One project that didn't quite happen as he'd hoped was an album of new versions of Incantation tunes played solely on whistle, in collaboration with Phil Hardy at www.kerrywhistles.com. But keep your eyes open for a twelve-track CD sometime in the future. In the meantime, Tony and Kate, as part of the Michael Nyman Band line-up, continue their live performances around Europe and beyond.

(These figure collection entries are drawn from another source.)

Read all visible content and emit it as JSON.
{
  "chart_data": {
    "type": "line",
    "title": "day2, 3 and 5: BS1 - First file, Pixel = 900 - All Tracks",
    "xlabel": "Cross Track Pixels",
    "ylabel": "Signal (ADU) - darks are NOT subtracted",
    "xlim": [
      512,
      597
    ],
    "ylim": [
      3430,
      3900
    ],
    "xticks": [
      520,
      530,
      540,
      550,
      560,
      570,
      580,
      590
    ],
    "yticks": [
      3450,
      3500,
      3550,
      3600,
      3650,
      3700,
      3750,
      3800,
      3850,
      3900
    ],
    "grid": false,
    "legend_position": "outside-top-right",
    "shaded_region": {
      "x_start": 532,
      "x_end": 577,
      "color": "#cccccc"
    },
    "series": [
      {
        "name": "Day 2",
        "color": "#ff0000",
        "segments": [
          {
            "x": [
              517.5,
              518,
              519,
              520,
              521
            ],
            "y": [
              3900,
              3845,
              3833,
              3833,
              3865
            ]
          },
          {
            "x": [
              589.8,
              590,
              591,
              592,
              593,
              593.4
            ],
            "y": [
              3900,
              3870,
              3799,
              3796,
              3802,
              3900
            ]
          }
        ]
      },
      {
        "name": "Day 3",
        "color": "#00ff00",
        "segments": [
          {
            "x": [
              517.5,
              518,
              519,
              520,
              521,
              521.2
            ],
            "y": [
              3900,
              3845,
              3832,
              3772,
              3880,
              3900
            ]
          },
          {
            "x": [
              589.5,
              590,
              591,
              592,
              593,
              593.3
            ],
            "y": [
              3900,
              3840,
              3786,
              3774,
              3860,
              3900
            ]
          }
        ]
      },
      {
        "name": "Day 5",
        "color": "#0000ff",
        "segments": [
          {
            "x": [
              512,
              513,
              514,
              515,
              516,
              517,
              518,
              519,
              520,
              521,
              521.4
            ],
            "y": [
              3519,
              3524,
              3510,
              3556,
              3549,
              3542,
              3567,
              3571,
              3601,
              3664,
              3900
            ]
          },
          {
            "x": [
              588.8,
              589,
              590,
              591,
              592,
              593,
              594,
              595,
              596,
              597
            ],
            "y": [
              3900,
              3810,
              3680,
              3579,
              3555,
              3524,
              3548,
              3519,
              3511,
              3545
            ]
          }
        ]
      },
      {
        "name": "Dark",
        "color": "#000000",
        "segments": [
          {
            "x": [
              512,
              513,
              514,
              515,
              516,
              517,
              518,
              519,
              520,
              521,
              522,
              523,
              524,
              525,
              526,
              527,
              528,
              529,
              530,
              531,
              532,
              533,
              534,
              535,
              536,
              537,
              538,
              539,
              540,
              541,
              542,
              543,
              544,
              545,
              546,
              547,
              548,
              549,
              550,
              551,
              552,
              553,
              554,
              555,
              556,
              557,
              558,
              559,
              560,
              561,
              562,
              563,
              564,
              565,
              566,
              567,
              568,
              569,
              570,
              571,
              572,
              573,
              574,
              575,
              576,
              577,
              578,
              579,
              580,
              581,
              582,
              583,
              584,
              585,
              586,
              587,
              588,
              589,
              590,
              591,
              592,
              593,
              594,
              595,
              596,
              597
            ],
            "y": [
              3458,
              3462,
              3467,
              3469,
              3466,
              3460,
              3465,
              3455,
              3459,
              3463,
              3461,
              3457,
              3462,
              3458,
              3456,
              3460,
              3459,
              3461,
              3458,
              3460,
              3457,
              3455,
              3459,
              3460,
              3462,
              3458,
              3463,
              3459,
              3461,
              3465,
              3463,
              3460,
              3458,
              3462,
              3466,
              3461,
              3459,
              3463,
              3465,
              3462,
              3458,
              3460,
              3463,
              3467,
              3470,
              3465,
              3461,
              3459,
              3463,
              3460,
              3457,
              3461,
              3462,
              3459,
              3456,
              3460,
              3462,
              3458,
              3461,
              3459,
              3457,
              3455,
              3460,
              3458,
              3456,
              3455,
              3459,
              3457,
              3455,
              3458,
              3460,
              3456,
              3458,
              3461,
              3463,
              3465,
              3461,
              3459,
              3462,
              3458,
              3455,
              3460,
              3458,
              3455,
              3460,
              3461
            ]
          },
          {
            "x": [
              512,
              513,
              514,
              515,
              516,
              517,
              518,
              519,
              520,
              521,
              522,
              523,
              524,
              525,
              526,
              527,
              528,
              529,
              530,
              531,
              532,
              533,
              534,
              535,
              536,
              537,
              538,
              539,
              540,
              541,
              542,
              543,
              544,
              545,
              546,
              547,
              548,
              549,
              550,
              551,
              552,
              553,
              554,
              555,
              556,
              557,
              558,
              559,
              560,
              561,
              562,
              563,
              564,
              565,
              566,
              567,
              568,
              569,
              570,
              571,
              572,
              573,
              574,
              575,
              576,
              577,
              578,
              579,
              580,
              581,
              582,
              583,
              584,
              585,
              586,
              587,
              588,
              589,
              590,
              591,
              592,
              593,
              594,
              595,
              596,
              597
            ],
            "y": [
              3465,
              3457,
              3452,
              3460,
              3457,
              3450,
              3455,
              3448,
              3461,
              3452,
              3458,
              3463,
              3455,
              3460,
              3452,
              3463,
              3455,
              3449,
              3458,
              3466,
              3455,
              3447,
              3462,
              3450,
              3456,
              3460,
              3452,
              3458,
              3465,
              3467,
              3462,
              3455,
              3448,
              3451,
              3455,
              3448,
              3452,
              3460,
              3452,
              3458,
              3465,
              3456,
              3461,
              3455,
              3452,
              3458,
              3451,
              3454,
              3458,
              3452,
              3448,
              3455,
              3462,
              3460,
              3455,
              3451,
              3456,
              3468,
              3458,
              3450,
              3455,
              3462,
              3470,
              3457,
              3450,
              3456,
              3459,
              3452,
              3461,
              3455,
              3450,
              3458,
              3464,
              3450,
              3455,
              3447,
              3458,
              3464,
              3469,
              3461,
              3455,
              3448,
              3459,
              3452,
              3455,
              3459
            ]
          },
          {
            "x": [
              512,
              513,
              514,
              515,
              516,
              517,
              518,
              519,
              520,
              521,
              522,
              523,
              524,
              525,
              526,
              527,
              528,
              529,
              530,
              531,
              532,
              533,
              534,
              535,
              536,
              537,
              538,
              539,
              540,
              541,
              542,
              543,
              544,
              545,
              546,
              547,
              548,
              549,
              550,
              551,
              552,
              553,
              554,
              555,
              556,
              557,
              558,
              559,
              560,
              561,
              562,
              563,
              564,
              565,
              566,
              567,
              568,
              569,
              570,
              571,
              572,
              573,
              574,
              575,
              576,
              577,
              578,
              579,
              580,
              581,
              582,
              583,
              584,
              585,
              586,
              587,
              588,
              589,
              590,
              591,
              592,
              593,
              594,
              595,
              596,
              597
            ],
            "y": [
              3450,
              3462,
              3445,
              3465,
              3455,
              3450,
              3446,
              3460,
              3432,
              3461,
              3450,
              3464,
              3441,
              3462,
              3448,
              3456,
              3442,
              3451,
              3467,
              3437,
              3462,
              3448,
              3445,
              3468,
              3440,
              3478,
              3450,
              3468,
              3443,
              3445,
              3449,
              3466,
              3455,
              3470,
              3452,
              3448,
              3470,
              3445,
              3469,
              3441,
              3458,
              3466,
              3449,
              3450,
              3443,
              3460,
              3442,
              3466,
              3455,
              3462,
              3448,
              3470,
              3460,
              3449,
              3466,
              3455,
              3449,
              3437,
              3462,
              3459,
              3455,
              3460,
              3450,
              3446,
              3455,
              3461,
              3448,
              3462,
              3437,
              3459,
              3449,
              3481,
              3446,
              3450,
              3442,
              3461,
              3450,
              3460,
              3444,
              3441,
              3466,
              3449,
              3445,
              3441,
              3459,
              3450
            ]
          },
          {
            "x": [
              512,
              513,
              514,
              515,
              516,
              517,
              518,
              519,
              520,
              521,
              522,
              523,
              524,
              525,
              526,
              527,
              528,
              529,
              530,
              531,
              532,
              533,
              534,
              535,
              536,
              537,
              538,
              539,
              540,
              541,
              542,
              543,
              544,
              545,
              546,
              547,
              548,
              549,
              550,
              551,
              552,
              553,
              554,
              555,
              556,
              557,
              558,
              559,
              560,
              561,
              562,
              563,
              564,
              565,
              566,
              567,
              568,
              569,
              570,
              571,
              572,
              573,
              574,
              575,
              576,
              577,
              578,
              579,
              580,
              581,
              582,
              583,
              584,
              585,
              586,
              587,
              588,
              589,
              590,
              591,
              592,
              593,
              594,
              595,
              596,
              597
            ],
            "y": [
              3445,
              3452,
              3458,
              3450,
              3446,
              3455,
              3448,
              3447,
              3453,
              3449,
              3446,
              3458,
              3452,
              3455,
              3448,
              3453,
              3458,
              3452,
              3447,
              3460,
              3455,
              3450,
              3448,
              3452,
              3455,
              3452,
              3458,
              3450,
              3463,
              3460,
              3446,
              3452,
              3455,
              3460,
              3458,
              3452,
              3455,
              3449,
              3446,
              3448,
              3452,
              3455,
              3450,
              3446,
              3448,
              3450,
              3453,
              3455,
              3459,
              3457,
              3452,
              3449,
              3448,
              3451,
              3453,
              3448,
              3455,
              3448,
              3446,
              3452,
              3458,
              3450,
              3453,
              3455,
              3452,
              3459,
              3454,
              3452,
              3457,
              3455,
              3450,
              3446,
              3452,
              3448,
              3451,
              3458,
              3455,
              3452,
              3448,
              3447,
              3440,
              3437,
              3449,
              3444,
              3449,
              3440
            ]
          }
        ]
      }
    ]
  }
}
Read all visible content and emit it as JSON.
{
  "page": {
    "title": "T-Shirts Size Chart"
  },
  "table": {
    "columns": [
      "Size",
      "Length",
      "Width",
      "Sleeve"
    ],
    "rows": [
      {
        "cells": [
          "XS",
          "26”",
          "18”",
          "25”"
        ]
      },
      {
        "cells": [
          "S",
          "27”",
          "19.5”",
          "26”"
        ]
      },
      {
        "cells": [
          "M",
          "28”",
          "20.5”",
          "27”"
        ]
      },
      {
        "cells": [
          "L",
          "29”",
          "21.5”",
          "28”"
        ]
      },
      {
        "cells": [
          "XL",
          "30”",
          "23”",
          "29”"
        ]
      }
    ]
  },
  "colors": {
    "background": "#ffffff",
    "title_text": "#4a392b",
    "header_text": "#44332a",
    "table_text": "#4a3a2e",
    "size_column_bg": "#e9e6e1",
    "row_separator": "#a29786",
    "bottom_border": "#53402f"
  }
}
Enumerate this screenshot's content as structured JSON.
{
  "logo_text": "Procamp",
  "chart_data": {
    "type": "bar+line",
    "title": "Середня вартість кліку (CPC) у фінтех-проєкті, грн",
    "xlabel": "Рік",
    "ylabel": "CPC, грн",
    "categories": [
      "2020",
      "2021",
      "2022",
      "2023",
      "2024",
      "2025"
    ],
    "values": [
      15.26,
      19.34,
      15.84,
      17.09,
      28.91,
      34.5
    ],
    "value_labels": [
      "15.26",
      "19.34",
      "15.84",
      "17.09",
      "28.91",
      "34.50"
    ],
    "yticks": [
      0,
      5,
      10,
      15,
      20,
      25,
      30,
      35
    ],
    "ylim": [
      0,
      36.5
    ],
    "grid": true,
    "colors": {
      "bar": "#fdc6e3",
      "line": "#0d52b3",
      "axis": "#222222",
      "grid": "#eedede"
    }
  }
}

In the latter half of 2003, the Hinnigan and James Horner partnership was again in tandem and flourishing for the theme for Ron Howard's brooding Western, The Missing. Also joining the team for this well-received score was Hinnigan's long-time partner in crime, Mike Taylor. The prolific Horner was also given the task of coming up with the score for the epic Troy starring Brad Pitt, in double-quick time after the original score was rejected. With co-conspirator Hinnigan on board for the wind instrument sections, Horner managed to compose 120 minutes of music in thirteen days and took another twelve days to record the score, an incredible feat by any standard. The first release of 2004 involving the Horner-Hinnigan team was the theme for the bio-pic of legendary golfer, Bobbby Jones: Stroke of Genius.
Hinnigan will be back in the studio with James Horner for the follow-up release, Legend of Zorro, scheduled for late 2005, whilst The New World, set in the early days of American colonization, will also get the Hinnigan treatment this year. A film already at the cinemas with his input is the highly-rated martial arts picture Ong-Bak. Squeezed between his film-work this year, he will be making concert appearances with the Michael Nyman Band in Italy, Spain, Belgium and the Czech Republic in July and August. On a more personal note, a Tony Hinnigan website was launched in June featuring a complete CD guide, a comprehensive review of his movie work and much more besides. Meanwhile, there's a new Hinnigan release on CD comprising re-interpretations of South American tunes, called Peso Whistle, samples of which are available from the new official website.